Le schéma révèle que les blocages sont devenus plus longs et plus fréquents à mesure que la polarisation partisane s'accentue. Ce qui était autrefois un rare hoquet budgétaire est devenu une arme politique récurrente.

Pourquoi seulement l'Amérique ?

La plupart des démocraties parlementaires évitent complètement ce problème. Dans des pays comme le Royaume-Uni, le Canada et l'Allemagne, si un gouvernement ne parvient pas à adopter un budget, le financement de l'année précédente se poursuit généralement automatiquement – ou l'échec déclenche de nouvelles élections. Les États-Unis sont presque les seuls à combiner une séparation rigide des pouvoirs avec un cadre juridique qui oblige les agences à fermer lorsque les politiciens sont en désaccord.

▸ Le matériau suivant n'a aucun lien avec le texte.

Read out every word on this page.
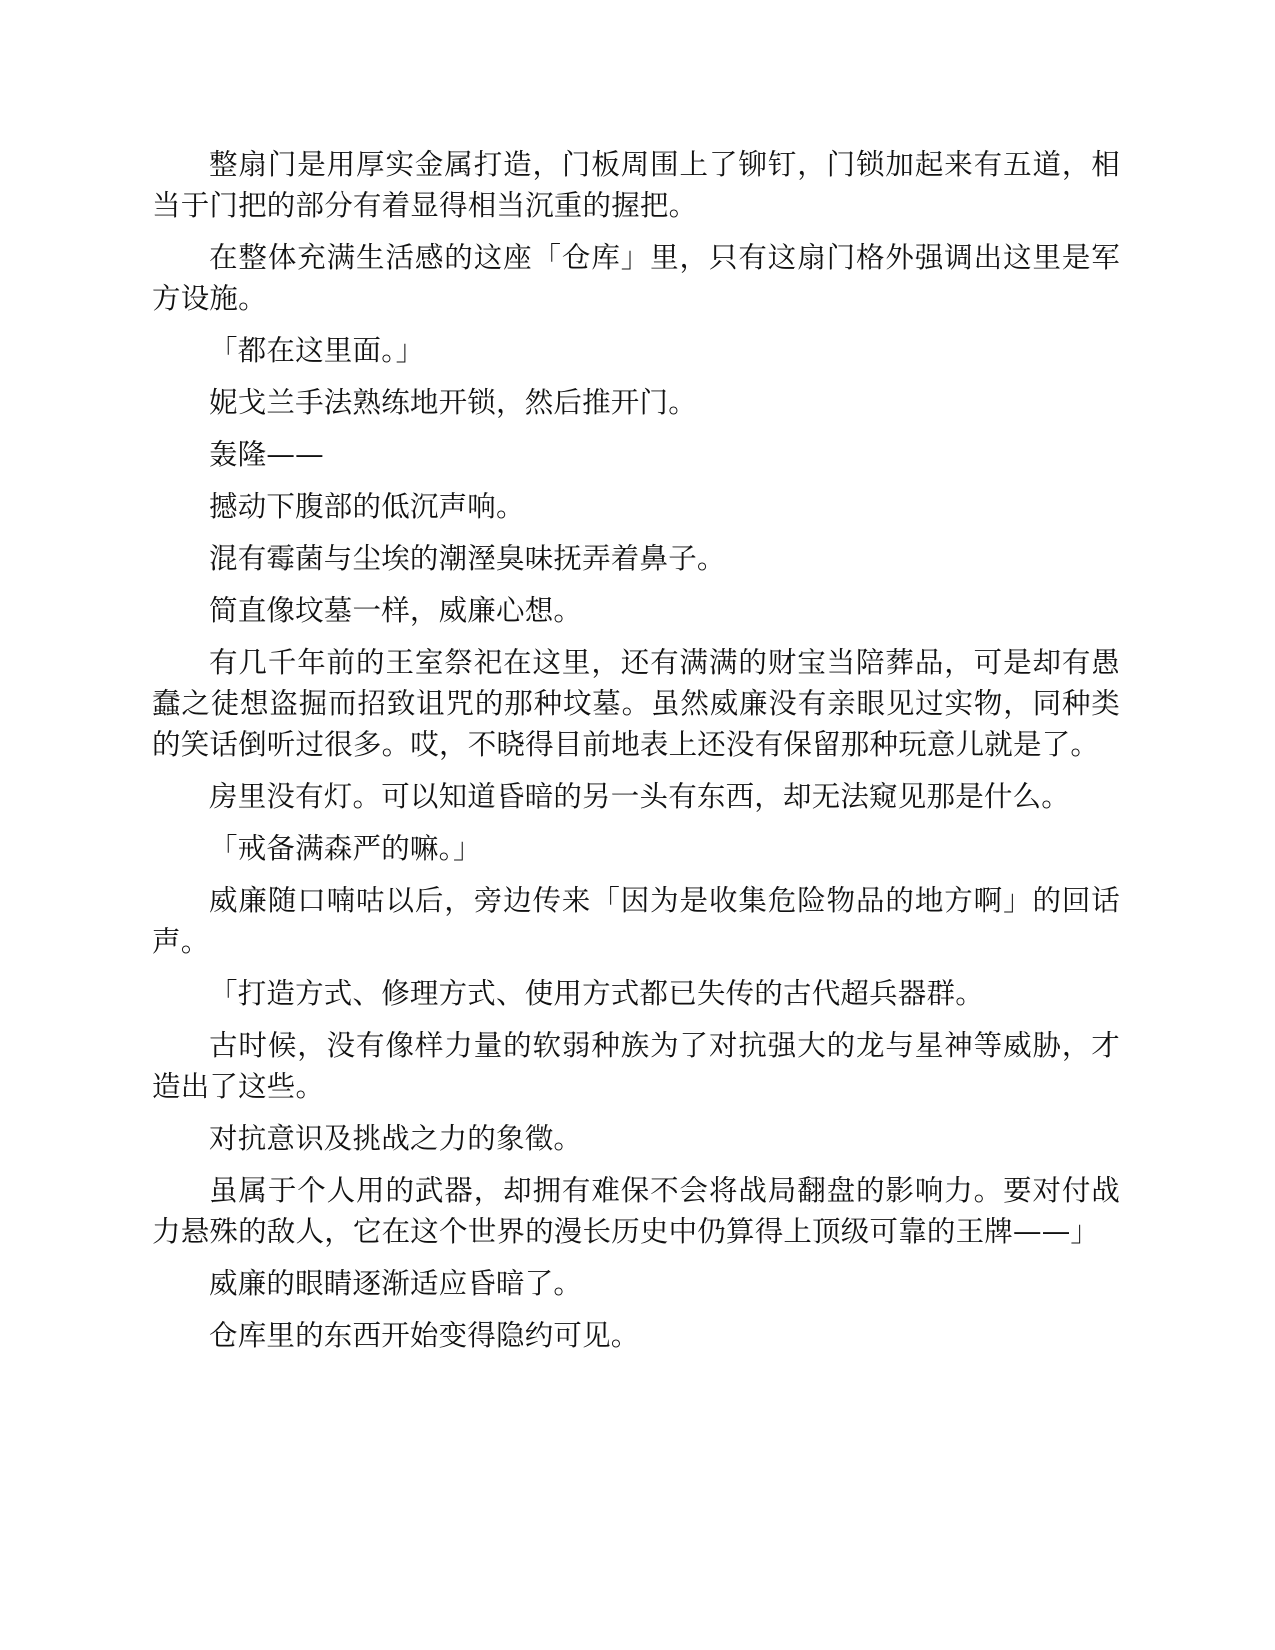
整扇门是用厚实金属打造，门板周围上了铆钉，门锁加起来有五道，相当于门把的部分有着显得相当沉重的握把。

在整体充满生活感的这座「仓库」里，只有这扇门格外强调出这里是军方设施。

「都在这里面。」

妮戈兰手法熟练地开锁，然后推开门。

轰隆——

撼动下腹部的低沉声响。

混有霉菌与尘埃的潮溼臭味抚弄着鼻子。

简直像坟墓一样，威廉心想。

有几千年前的王室祭祀在这里，还有满满的财宝当陪葬品，可是却有愚蠢之徒想盗掘而招致诅咒的那种坟墓。虽然威廉没有亲眼见过实物，同种类的笑话倒听过很多。哎，不晓得目前地表上还没有保留那种玩意儿就是了。

房里没有灯。可以知道昏暗的另一头有东西，却无法窥见那是什么。

「戒备满森严的嘛。」

威廉随口喃咕以后，旁边传来「因为是收集危险物品的地方啊」的回话声。

「打造方式、修理方式、使用方式都已失传的古代超兵器群。

古时候，没有像样力量的软弱种族为了对抗强大的龙与星神等威胁，才造出了这些。

对抗意识及挑战之力的象徵。

虽属于个人用的武器，却拥有难保不会将战局翻盘的影响力。要对付战力悬殊的敌人，它在这个世界的漫长历史中仍算得上顶级可靠的王牌——」

威廉的眼睛逐渐适应昏暗了。

仓库里的东西开始变得隐约可见。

Des propositions visant à réformer le système – telles que des résolutions de continuité automatiques qui maintiendraient le gouvernement ouvert aux niveaux de financement antérieurs – ont été présentées à plusieurs reprises au Congrès, mais n'ont jamais été adoptées. Les critiques soutiennent que la menace d'un blocage donne aux législateurs un levier de négociation ; les partisans de la réforme rétorquent que la prise en otage des services gouvernementaux nuit à des millions d'Américains qui en dépendent.